Of course, the funny thing about cobbling together a decent eulogy for the Pak-Mann is the fact that hardly anybody remembers the exact point when the damn place officially died. In casing various Rose City message boards and tickling the brains of my fellow late-era burnouts, the consensus seems to be anywhere from 2003 through 2007. Which is actually a bit fitting, in a sense: if the Pak was an axiomatic component to the cultural nervous system of Pasadena’s youth throughout its lifetime, then its graceless decline and sluggish death are indicative of how the city feels to many of its returned sons and daughters, these days. The departed natives can’t revisit Rose City without feeling as though they’re afloat in some kind of confusing limbo: sizing up the albumen-colored blandness of the Paseo, taking in the hilarious excess of the back-loaded, swapmeet-blanket version of Rodeo Drive that Old Town’s become, and cruising quietly past the husks of the Rialto Theater and so many other staples of what once made the city’s culture hum along to a sharp, uniquely self-aware frequency.

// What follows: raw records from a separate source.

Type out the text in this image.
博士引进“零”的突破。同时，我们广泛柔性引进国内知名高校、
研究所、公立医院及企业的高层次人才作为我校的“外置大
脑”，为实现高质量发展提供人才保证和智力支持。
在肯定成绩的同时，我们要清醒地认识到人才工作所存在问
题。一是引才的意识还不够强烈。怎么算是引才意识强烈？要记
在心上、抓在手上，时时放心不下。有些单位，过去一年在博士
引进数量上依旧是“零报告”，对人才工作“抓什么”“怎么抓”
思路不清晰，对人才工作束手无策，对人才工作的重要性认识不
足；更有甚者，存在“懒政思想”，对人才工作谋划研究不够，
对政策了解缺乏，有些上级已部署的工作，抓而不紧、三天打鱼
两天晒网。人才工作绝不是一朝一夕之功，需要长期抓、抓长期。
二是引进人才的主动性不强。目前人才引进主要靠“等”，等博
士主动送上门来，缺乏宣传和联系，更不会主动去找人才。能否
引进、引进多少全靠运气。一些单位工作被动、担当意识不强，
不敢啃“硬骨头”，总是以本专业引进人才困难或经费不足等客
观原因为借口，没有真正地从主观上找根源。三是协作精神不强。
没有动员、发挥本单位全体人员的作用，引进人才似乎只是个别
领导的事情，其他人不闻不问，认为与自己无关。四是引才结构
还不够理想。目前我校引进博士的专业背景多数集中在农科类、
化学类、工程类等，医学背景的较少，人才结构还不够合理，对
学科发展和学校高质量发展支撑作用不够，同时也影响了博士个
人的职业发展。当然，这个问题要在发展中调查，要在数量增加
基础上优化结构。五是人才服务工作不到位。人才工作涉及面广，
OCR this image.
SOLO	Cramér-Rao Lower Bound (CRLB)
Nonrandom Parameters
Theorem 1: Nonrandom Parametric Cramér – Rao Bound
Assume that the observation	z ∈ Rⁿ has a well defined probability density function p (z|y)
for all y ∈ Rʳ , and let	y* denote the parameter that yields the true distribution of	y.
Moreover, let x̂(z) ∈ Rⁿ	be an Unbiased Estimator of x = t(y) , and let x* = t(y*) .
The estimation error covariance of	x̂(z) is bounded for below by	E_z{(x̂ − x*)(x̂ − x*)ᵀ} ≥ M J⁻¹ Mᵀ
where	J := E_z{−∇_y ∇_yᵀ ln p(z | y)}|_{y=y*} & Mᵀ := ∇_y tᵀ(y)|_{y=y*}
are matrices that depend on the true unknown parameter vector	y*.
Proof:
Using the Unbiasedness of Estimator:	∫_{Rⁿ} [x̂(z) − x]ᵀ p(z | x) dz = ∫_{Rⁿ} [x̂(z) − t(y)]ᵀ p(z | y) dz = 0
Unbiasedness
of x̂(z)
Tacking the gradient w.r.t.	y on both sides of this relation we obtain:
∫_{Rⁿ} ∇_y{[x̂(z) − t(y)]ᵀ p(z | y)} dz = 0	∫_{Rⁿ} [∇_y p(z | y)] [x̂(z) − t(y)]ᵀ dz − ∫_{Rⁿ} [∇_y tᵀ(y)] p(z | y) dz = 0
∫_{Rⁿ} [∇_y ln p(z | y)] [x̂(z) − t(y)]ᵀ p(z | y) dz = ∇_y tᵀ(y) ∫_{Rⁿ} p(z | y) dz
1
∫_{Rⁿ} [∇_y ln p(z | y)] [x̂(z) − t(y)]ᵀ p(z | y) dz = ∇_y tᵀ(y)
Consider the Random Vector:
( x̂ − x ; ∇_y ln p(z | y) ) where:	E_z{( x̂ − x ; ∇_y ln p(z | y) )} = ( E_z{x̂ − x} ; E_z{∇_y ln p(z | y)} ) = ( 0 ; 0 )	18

Which I realize actually might be for the best; it puts a serrated edge on these recollections. Nothing’s worse for the aging brain and thinning soul than the feeling that time’s actively passing you by, and that you can’t get your hands around its neck… but in the end of the arcade, there’s a kind of reassuring finality. It exists only in the eyes and minds of those who were actively there, and who can still set the watch of their nostalgia to the first time they threw a proper Hadouken or aced a Dance Dance Revolution round without white-knuckling the support bar.
It’s an idea whose time will never come again, and—between you and me?—I don’t think I’d have it any other way.